这几日重复的做着以前做过的梦 梦见空空的教室里头突然大火 饼饼一个人坐在里头一动不动 我打着玻璃窗喊着他的名字他毫无反应 我跑去开门 那门怎样都开不来 怎样都开不来 侧首再去看已是火海 我突然好像被抽空了似的无力的瘫坐在门口 然后在某个瞬间痛哭失声
午夜梦回 午夜梦回
哭着哭着就会睁开眼醒过来 双手竟仍捂面 指间枕边皆湿 爬起来开灯路过镜子看到自己一脸泪 又觉着实在好笑 同样一个梦 从高中到大学 同样一个梦 换了主角 却从未换过结局
听了整夜的梦醒时分 想起東京ラブストーリー 赤名莉香起身照着完治泼掉半杯水后说 那请你告诉我要怎样才不会喜欢上别人 我一直想告诉哥的 也就是这个意思吧 我们不知道怎样才不会喜欢上别人 甚至不知道自己会喜欢上怎样的人
我们那样努力的去喜欢一个人 一点都没有错
我们只是不小心 喜欢上了错的人... February 04 永作终天隔...风月夜,几处前踪旧迹。忍思忆。这回望断,永作终天隔。 醒了三十六小时,然后晚上八点睡下,凌晨四点起床。 大前日夜里和小李子、娜娜在KTV大闹了一宿,三个人从零点疯笑到七点,好似将死的人。散场后,我走出门,外头沉着浅薄的雾,华灯渐灭,整条五一路好似张褪尽铅华的脸,苍白的眉间说不出的鼻酸。

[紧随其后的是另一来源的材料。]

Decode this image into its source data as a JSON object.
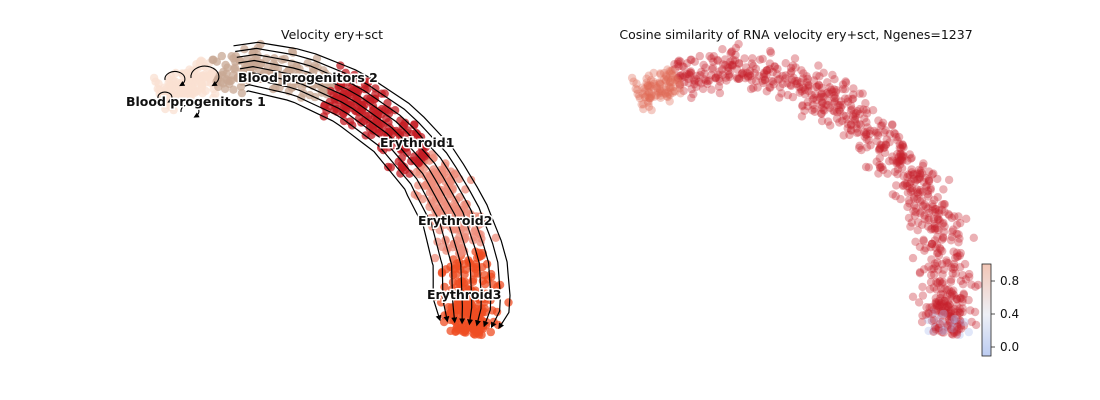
{
  "chart_data": [
    {
      "type": "scatter",
      "title": "Velocity ery+sct",
      "subtype": "embedding-streamplot",
      "axes_visible": false,
      "grid": false,
      "clusters": [
        {
          "label": "Blood progenitors 1",
          "color": "#f9e0d2"
        },
        {
          "label": "Blood progenitors 2",
          "color": "#c8a894"
        },
        {
          "label": "Erythroid1",
          "color": "#c41e24"
        },
        {
          "label": "Erythroid2",
          "color": "#ee8e7c"
        },
        {
          "label": "Erythroid3",
          "color": "#ef4e23"
        }
      ],
      "stream_color": "#000000"
    },
    {
      "type": "scatter",
      "title": "Cosine similarity of RNA velocity ery+sct, Ngenes=1237",
      "axes_visible": false,
      "grid": false,
      "colormap": "coolwarm",
      "dominant_color": "#c5202a",
      "colorbar": {
        "range": [
          -0.1,
          1.0
        ],
        "ticks": [
          {
            "value": 0.8,
            "label": "0.8"
          },
          {
            "value": 0.4,
            "label": "0.4"
          },
          {
            "value": 0.0,
            "label": "0.0"
          }
        ],
        "placement": "right-bottom"
      }
    }
  ]
}
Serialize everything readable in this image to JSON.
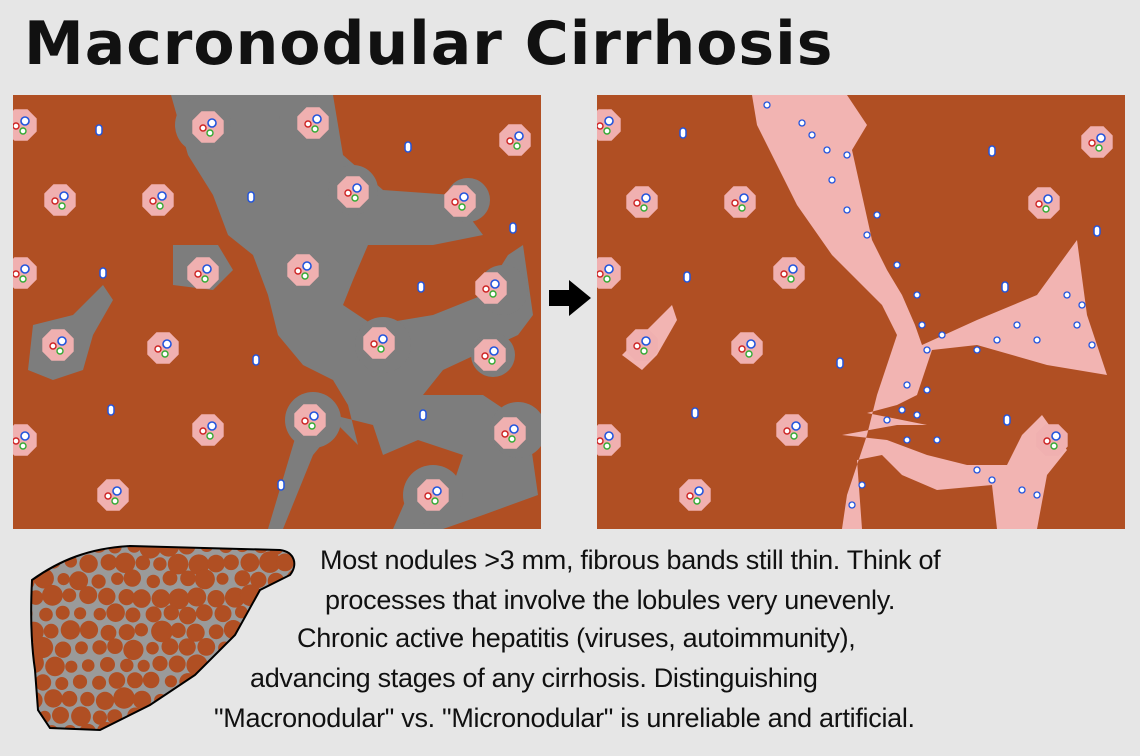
{
  "title": "Macronodular Cirrhosis",
  "caption": {
    "lines": [
      "Most nodules >3 mm, fibrous bands still thin. Think of",
      "processes that involve  the lobules very unevenly.",
      "Chronic active hepatitis (viruses,  autoimmunity),",
      "advancing stages of any cirrhosis.  Distinguishing",
      "\"Macronodular\" vs. \"Micronodular\" is unreliable and artificial."
    ]
  },
  "colors": {
    "parenchyma": "#b04f23",
    "fibrosis_early": "#7d7d7d",
    "fibrosis_late": "#f2b4b2",
    "portal_pink": "#f0b0b0",
    "background": "#e6e6e6"
  },
  "icons": {
    "arrow": "right-arrow-icon",
    "liver": "liver-icon"
  }
}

每日饿了,就给自己做饭,七点才吃过,十二点又去热饭热菜,偶尔一整天什么都不吃也就这么睡了,不知道是胃忘记了还是我忘记了。 看完整整六季欲望都市,学完RS的日文一级课程,抄完第一本二级单词本,然后还有堆积满整个电脑硬盘的电影动画和二三级课程以及一三级单词本在等着我,我只是依靠着这些在过活。 会在某天未睡的清晨心血来潮,在早上六点顶着细雨一个人上街闲逛,虽然开门的只有早餐店而已,也会在深夜三点跑去湘江大桥死闭着眼睛一个一个数着桥柱,从这头到那头再到这头这样子反反复复,直到不知自己身在何处。
昨日上午清理东西,许久没用的钱包掉出小雄的照片,那样子灿烂的笑今生再不能看到。再没人上课时和我并桌睡着,再没人在我感冒高烧逃课给我买药,也再不会有人让我神经得晚上跑去他家楼下去看看映上窗目的影子再转回家睡觉。一转身就是一世,纵是掘地数尺,已经冰冷的手,我贴上胸膛也无法暖到。 然后,偏又在袋子里翻出小鸟吃饭的盘子和杯。到了长沙,我把这些丢在阳台上一直没去动过,我不出门,甚至不开窗,我拉紧所有房间的窗帘,拒绝阳光,只因为害怕或许哪片天空突然会闪过你振翅的哀伤。 终于独自坐在房间地板上大哭。我没料到自己早是蚁噬之堤,一场大水,就崩溃消丧。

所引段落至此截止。